Collagen degradation in the abdominal aneurysm: a conspiracy of matrix metalloproteinase and cysteine collagenases

Abstract

Growth and rupture of abdominal aortic aneurysms (AAAs) result from increased collagen turnover. Collagen turnover critically depends on specific collagenases that cleave the triple helical region of fibrillar collagen. As yet, the collagenases responsible for collagen degradation in AAAs have not been identified. Increased type I collagen degradation products confirmed collagen turnover in AAAs (median values: <1, 43, and 108 ng/mg protein in control, growing, and ruptured AAAs, respectively). mRNA and protein analysis identified neutrophil collagenase [matrix metalloproteinase (MMP)-8] and cysteine collagenases cathepsin K, L, and S as the principle collagenases in growing and ruptured AAAs. Except for modestly increased MMP-14 mRNA levels, collagenase expression was similar in growing and ruptured AAAs (anterior-lateral wall). Evaluation of posttranslational regulation of protease activity showed a threefold increase in MMP-8, a fivefold increase in cathepsins K and L, and a 30-fold increase in cathepsin S activation in growing and ruptured AAAs. The presence of the osteoclastic proton pump indicated optimal conditions for extracellular cysteine protease activity. Protease inhibitor mRNA expression was similar in AAAs and controls, but AAA protein levels of cystatin C, the principle cysteine protease inhibitor, were profoundly reduced (>80%). We found indications that this secondary deficiency relates to cystatin C degradation by (neutrophil-derived) proteases.

Figure 1

Collagen degradation (CTX assay for collagen type I degradation) in aortic wall samples of control aorta, growing AAAs, and ruptured aneurysms (ruptured AAAs). *P < 0.02; ^#P < 0.001.

Figure 2

A: Relative mRNA expression (GAPDH = 1) of MMP collagenases and the gelatinase MMP-9 in the infrarenal aorta of controls, growing AAAs, and ruptured aneurysms. *P < 0.05 versus controls.
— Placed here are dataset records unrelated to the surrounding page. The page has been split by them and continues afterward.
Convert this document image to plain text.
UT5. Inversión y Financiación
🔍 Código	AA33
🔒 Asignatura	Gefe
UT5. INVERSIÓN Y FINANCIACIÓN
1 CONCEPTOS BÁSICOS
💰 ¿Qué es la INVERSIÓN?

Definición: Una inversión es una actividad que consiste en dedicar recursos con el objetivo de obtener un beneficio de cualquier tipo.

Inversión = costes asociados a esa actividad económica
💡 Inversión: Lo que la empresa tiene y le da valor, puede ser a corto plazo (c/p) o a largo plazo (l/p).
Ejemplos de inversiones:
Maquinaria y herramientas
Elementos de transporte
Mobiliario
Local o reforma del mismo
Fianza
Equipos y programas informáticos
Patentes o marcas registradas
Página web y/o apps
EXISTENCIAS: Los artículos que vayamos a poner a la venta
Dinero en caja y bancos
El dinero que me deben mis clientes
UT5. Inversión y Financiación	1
B: Relative mRNA expression (GAPDH = 1) of the cysteine collagenases in the infrarenal aorta of controls, growing AAAs, and ruptured AAAs. *P < 0.05 versus controls.

Figure 3

Immunohistochemical staining of MMP-8 (top) and the osteoclastic proton pump v-H⁺-ATPase (bottom) in normal control aorta, AAA, and ruptured AAA. MMP-8 is expressed in infiltrating neutrophils, whereas v-H⁺-ATPase is primarily expressed in monocytes/macrophages and to a lesser extent in smooth muscle cells.

Figure 4

Increased expression of the activated forms of the collagenases MMP-8, cathepsin K, L (24- and 28-kd bands1), and S in growing AAAs (light gray boxes) and ruptured aneurysms (dark gray boxes) compared with control aorta (white boxes). *P < 0.05 versus controls.

Figure 5

Relative protein expression of the principal inhibitor of MMP activity (TIMP-1) and of cystatin C, the principal inhibitor of cysteine protease activity in control infrarenal aorta (white boxes), growing AAAs (light gray boxes), and ruptured AAAs (dark gray boxes). *P < 0.05 versus controls; ⁺P < 0.05 AAA versus ruptured AAAs.

Figure 6

Cystatin C degradation by neutrophil proteases MMP-8, MMP-9, and neutrophil elastase in vitro. Cystatin C and respective proteases were incubated for 24 hours in a 100:1 mol/mol ratio.